Mathematics coaches have the ability to transform the teaching and learning environments in schools. Research suggests thatteachers need opportunities to reflect on their practice并拥有知识渊博的，从事同事，他们可以在他们的工作中思考合作伙伴。我们的承诺重点介绍了支持雄心勃勃的学习和能够做高级别数学的学生的公平教学做法。教练可以与教师合作，练习倾听意图，提升学生的数学思想。
In her bookCoaching for Equity: Conversations That Change Practice, Elena Aguilar states that it’s important for coaches to “see inequities and know what to do about them.” Beliefs about who can learn mathematics and who should have access to important mathematical work can impact the ways in which we talk about and respond to our students’ participation in math class.
Vignettes (such as the one below) are a powerful way for coaches to identify, unpack, and reflect on unjust beliefs and practices.
“My kids can’t”:A grade-level team meets to discuss how their students did on the last assessment. Although there is a protocol for looking at the student work, one teacher starts the discussion by saying, “My students don’t have the necessary skills to do the work, so I couldn’t use the curriculum this year. Instead, I can only give them procedural math work, so I use a computer-based program.”
Coaches canfind vignettes from resources或个人经历。我们可以为教师团队创造机会，以检查和理解禁止学生因强调竞争，贫困，语言和地位的标签而禁止学生从事雄心勃勃的工作的信仰和做法。
It’s important for coaches to reflect on and unpack hidden beliefs (such as “Families in poverty don’t care about math learning”) in statements they hear and consider why the speakers might carry those beliefs. Coaches and teachers can work in partnership to identify beliefs about students’ mathematical thinking and consider equity-based coaching and teaching methods. This work “requires [us] to reflect on [our] own identity, positions, and beliefs in regards to racist and sorting-based mechanisms。“
Questions like these prompt honest, collaborative conversations about beliefs. Together, teachers and coaches can reflect and develop responses and strategies that can positively impact students’ mathematical identities. Coaches can suggest equitable teaching practices such as having cognitively demanding tasks for everyone or assigning competence to students who are considered as having low status.

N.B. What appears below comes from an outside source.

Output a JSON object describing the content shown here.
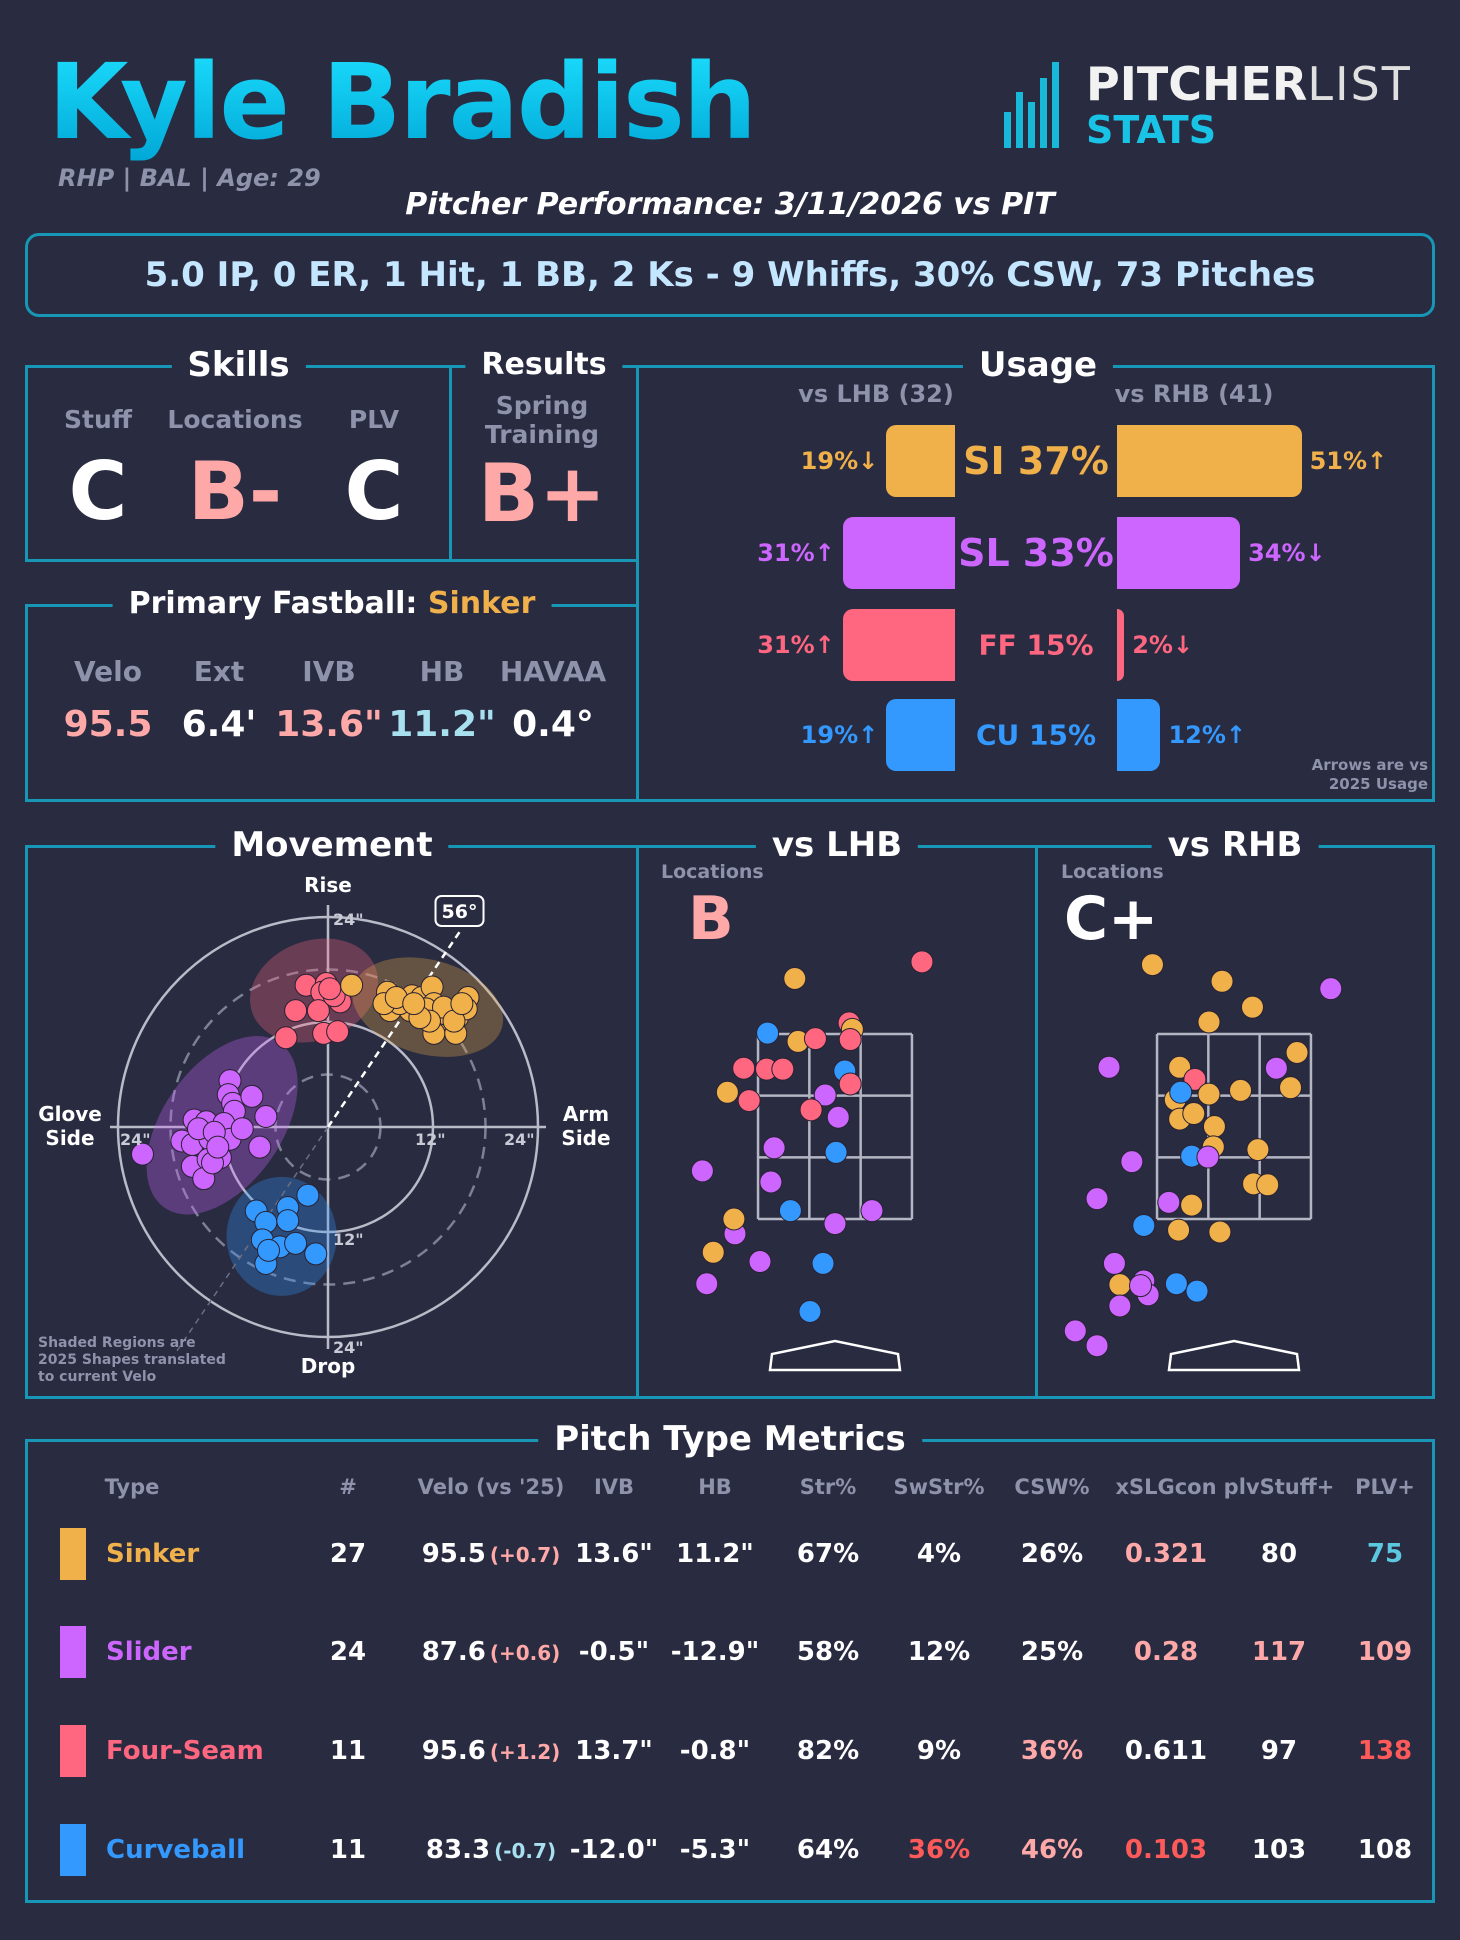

In her bookStrength in Numbers: Collaborative Learning in Secondary Mathematics, Ilana Horn defines status as “theperception学生的学术能力和社会责任。“当教练与教师一起承认学生的想法时，他们扰乱状态问题并促进平等地位互动，并且公平参与可以增加。
Examine Student Work From an Assets-Based Perspective
看着学生工作是一种努力确保实践和提升学生数学的车辆。数学教练可以做的最重要的事情之一是使用庆祝和建立在学生的优势上的语言 - “他使用手指在被困” - 他陷入困境时分解数字，而不是关注赤字 - “他没有数字意识。”教练可以指导教师将学生定位为能力，聪明，值得理解。
- 我注意到学生X构成question that got at the heart of the lesson. I wonder how we could amplify that next time?
- What question could we ask your students that would reveal details about how they think?
教练与教师一起审视学生工作，using protocols to guide我们通过分析过程。我们通过描述我们看到和使用“低投票评论”的工作来彻底接地我们的评论。专注于基于证据的评论，而不是评估允许我们看到学生的优势，而不是对差距和能力做出假设。
When thinking about how to support a student, it’s important to identify the strengths in the student’s response, develop strategies for positioning the student as competent, and connect the student’s response to the mathematical objectives of the task. With those goals in mind, coaches and teachers can discuss how each student worked through the mathematics and the ways in which the whole class could learn from their classmates’ ideas.
The process of looking at student work includes the goal of better understanding the mathematics for ourselves and helps us to develop a lens that illuminates our students’ capabilities. The more coaches and teachers understand the depth and nuances of a task, the more we will be able to see and hear students’ ideas as important and connected. Rather than reviewing student work for grading purposes or to see how well they mimicked a particular method, we can use the opportunity to get to know our students and the ways in which they think, process, and learn.
When we operate from the belief that all students are capable of ambitious work, we will be better prepared to call on everyone to use equitable teaching practices and be advocates for change.